Monday, December 9, 2013

Just Because You're Paranoid Doesn't Mean They're Not Out To Get You: Revealed Preference Edition

Giacinto Gimignani, An Angel and a Devil Fighting for the Soul of a Child, via Wikimedia Commons

Maybe you've had an inchoate sense that dark forces are aligning against you. Maybe you're scared. Maybe you're too bored to think about it for more than five minutes. Well you're in luck, because to preferred clients of TKIN like yourself, we are proud to offer our premium service: we think it through so you don't have to.

This week, how advertising and cost-benefit analysis bond in unholy matrimony, spawning The Policy Methodology From Hell.

As we all know, if you're wondering how to make policy decisions, one popular answer is "cost-benefit analysis." And as we all know, if you're wondering what to count as a cost and what to count as a benefit, one popular answer is an "economic" one. What a person prefers is what is a benefit to them; giving up what is preferred is a cost; where for a preference set to be rational just means that it obeys formal consistency axioms like transitivity.

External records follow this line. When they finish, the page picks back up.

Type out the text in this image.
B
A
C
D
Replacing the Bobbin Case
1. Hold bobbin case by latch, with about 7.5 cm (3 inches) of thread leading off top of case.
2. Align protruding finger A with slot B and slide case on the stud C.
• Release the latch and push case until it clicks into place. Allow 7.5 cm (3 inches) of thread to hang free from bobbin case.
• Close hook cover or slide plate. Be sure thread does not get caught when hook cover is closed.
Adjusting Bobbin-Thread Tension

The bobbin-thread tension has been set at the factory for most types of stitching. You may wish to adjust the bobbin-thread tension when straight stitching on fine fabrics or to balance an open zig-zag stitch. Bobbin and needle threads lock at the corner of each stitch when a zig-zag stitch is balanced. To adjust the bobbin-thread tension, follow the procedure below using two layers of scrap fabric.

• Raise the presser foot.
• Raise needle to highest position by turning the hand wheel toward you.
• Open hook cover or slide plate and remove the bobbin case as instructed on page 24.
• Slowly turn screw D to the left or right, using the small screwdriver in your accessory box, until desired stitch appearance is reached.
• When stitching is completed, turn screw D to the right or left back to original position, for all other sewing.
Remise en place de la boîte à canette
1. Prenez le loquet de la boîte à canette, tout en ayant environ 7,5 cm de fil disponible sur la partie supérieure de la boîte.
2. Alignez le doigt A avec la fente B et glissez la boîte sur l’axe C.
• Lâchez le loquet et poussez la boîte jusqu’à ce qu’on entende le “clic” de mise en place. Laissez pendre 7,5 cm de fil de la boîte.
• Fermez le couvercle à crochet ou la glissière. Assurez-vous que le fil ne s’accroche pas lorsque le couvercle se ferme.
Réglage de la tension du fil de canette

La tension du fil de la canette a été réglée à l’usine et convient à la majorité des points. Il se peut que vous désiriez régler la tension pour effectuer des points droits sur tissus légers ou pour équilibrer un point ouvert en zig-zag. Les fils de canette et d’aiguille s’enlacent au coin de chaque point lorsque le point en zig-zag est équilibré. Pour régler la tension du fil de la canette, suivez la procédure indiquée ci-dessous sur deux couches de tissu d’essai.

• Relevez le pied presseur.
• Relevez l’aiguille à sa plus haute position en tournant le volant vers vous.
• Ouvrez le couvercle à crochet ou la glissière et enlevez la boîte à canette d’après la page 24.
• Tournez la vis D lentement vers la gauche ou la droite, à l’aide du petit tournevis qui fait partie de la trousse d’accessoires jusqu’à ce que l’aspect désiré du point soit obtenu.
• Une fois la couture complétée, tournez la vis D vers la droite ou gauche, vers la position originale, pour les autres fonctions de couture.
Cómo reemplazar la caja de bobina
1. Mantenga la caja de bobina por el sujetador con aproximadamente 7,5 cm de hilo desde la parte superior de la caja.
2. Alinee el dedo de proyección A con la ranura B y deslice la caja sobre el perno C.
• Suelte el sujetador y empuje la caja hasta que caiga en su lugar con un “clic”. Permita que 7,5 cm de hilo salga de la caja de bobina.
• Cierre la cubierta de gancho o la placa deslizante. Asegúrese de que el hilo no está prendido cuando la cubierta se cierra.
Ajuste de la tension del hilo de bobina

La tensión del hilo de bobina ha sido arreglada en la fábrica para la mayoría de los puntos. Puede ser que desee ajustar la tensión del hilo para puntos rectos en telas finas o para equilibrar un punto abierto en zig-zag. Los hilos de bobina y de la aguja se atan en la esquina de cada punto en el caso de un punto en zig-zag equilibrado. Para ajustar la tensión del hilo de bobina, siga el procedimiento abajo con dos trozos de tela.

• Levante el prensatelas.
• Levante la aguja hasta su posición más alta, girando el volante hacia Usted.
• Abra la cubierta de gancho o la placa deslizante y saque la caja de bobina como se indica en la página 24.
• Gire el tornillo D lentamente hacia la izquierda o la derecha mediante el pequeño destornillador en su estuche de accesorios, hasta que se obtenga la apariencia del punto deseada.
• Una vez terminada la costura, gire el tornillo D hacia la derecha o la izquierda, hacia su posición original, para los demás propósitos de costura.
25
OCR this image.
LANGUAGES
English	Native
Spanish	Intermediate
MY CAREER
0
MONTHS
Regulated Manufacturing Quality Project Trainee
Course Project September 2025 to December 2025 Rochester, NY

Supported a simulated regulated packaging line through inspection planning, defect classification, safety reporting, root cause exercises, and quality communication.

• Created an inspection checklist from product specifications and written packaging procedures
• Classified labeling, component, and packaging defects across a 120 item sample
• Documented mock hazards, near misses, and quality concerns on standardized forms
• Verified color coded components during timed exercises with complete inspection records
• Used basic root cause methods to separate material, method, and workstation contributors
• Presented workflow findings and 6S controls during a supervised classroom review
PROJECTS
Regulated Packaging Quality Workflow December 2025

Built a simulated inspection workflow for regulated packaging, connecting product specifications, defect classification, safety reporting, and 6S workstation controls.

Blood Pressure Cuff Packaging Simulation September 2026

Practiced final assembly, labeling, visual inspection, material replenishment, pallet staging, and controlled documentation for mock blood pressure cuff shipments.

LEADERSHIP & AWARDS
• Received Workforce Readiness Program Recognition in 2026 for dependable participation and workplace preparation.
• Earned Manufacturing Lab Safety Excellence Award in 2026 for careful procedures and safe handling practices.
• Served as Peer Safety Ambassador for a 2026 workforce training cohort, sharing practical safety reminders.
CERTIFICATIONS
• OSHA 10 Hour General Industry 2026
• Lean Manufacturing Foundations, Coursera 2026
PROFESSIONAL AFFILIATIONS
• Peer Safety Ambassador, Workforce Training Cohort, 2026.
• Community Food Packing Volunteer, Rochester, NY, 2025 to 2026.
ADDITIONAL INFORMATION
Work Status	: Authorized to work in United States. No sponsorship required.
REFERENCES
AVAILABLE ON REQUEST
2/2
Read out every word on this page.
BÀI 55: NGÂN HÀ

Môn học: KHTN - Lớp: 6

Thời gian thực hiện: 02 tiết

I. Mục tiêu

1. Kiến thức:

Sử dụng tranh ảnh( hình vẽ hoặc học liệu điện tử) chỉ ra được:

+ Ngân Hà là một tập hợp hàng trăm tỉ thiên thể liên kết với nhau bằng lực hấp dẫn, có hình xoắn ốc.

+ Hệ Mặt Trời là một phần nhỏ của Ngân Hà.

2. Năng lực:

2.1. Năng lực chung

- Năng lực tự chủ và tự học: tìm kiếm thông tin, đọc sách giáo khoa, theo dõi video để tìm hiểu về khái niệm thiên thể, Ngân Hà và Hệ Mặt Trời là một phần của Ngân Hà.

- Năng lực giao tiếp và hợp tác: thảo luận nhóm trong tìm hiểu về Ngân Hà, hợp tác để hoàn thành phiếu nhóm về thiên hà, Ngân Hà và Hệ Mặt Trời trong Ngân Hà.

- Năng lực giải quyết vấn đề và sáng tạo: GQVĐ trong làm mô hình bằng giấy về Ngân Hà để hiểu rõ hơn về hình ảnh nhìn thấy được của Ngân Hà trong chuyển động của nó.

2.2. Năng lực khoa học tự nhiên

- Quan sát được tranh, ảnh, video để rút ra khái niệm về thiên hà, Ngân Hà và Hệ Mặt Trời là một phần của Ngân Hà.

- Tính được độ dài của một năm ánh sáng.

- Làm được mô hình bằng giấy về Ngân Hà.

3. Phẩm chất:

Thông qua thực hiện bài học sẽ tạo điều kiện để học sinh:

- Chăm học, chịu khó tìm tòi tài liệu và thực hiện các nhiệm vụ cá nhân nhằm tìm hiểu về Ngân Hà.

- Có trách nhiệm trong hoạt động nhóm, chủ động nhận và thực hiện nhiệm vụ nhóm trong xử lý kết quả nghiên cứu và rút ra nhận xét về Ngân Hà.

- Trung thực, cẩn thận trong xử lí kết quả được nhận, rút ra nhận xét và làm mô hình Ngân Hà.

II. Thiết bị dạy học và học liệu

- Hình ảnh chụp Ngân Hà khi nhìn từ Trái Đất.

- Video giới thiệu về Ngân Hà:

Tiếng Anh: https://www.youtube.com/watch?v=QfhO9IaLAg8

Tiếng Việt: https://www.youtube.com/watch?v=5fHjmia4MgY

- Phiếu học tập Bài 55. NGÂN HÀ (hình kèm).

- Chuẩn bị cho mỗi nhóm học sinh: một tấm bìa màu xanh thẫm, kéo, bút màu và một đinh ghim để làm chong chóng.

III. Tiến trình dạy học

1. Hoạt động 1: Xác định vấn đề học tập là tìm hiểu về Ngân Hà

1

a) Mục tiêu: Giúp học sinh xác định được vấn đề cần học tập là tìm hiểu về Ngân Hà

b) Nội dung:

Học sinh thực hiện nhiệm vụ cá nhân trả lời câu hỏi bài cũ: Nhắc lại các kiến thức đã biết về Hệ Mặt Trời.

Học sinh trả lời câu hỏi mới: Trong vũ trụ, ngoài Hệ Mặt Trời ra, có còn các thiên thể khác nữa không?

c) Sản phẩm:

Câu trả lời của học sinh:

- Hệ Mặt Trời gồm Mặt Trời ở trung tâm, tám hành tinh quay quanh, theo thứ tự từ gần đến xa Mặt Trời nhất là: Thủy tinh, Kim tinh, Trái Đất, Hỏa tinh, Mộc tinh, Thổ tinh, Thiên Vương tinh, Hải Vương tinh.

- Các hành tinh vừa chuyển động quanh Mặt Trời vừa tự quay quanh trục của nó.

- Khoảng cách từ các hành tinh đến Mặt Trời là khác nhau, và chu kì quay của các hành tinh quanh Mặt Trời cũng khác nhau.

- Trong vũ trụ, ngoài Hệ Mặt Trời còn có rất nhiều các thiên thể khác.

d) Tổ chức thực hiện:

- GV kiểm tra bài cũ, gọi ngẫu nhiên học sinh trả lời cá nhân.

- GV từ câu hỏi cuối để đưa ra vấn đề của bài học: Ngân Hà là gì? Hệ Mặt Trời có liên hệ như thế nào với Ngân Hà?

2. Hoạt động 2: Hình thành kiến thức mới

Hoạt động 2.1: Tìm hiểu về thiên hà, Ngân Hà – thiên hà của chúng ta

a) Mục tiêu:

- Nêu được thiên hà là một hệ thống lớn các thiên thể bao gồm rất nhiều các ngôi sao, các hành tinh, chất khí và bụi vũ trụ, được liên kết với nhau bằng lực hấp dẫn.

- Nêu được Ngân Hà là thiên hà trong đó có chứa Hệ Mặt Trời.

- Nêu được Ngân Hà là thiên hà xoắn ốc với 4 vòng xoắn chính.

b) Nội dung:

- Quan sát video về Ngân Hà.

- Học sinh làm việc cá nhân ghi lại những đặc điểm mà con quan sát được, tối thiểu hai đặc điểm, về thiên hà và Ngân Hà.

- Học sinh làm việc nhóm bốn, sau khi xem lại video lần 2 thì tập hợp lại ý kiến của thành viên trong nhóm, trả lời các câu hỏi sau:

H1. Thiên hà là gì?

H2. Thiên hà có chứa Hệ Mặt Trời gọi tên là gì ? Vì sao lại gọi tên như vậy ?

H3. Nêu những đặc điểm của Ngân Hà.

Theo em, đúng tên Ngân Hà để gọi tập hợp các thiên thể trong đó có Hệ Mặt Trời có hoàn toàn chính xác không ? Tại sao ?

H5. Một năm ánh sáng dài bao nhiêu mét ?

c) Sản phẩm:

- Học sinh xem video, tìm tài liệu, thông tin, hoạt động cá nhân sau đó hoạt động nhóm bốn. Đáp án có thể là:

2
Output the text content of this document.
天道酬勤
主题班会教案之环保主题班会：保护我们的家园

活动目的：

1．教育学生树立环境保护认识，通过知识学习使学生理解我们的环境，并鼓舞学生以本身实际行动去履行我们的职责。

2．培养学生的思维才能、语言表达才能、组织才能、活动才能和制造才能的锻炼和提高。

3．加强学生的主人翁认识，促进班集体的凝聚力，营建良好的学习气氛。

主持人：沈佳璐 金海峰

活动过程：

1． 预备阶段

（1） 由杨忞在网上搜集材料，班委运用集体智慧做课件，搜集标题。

Maybe less well-known is that if you're wondering how to tell what preferences a person has, one popular answer is that the preferences to count are "revealed preferences." If you chose x over y, you manifested a preference for x; if you paid good money for that future-item-in-a-landfill tchotchke, you showed that you revealed a tchotchke-related preference.

It's obviously not news that there's something shady about the use of revealed preferences to reason about what is good and bad. What people choose is shaped by what options they have. And in classic "sour grapes" fashion, people who have no access to a given option sometimes come not to prefer it -- their preferences are "adaptive." Also, people might choose on the basis of false information. No one thinks the person who mistakenly ingests pesticide in food has some kind of latent preference for death.

But one another interesting fact about revealed preferences doesn't come up as often, overshadowed as it is by all these other things. That has to do with weakness of will. It's evidently a problem, because if you thought choosing y was for the best, but you caved to pressure/cravings/madness for x, then your choosing x plausibly does not plausibly reflect a way that x is good for you, and so counting your revealed preference as a preference would be a mistake.

It's easy to get lost in the philosophical thickets of weakness of will, meandering around like a drunk person, trying to figure out what could possibly determine the difference between "I chose it even though I thought it best not to" and "I chose it because I changed my mind" and other important distinctions. But perhaps we can say this: there is sufficient agreement on the concept to allow for a robust research program in the social sciences. Roy Baumeister and his colleagues have conducted study after study measuring the effects various things have on weakness of will.

One conclusion they came to will surprise no one who has lived a human existence, and that is that the will is a thing that can be worn down.

Ask people to exercise their will -- eating radishes instead of chocolate, keeping a straight face when something is funny, etc. etc. -- and they'll become less and less able to effectively exercise their will. They call this "ego depletion." The "active self" is a "limited resource."

Among other weird things, this means that they more you have to resist temptations, the more you deplete your ego. The more you deplete your ego, the less you're able to resist temptations. So the more environmental factors there are requiring resistance -- the more bakeries you have to walk past, the more click-bait you have to ignore, the more advertised consumer items you have to not buy, the more likely you'll exhibit the weakness of will.

And this is where it gets interesting. Because when you put "the preference taken into account in cost-benefit reasoning fail to track your good when there's weakness of will" together with "the more you have to resist, the less you can resist," what you get is that the massive forces always present in a consumer society, urging you to BUY EAT DRINK ENTERTAIN YOURSELF YOU DESERVE IT, are actually making your revealed preferences less likely to be for your actual preferences.

Let's do an example. In one of their Freakonomics books, Levitt and Dubner said that fighting climate change through change in behavior was pointless because "It's not that we don't know how to stop polluting the atmosphere. We don't want to stop, or aren't willing to pay the price."

Their evidence for the implicit claim about preferences is our behavior: our behavior reveals preferences for convenience and fun over environmental goals. Plausibly, our actual preferences are sometimes for clean air and a world inhabitable by our children even when immediate forces make it hard to resist the temptations of climate damaging behavior. So basing judgments about our good based on our revealed preferences is a planning FAIL.

What's crazy about this whole thing is that the more other stupid temptations we have to resist -- the more we're subjected to BUY EAT DRINK ENTERTAIN YOURSELF YOU DESERVE IT -- the more likely we'll fail to act in accordance with our judgments, and thus the more likely that cost-benefit analysis will track our preferences for stupid consumer goods instead of, you know, clean air and water.

Remember the old picture of the angel on one shoulder and the devil on the other? This is like the devil has two kinds of minions: those shouting at you to listen and obey, and those who watch you obey and conclude: Well, we know what will make that person better off, nudge nudge wink wink.

You see why I called it an unholy alliance, eh?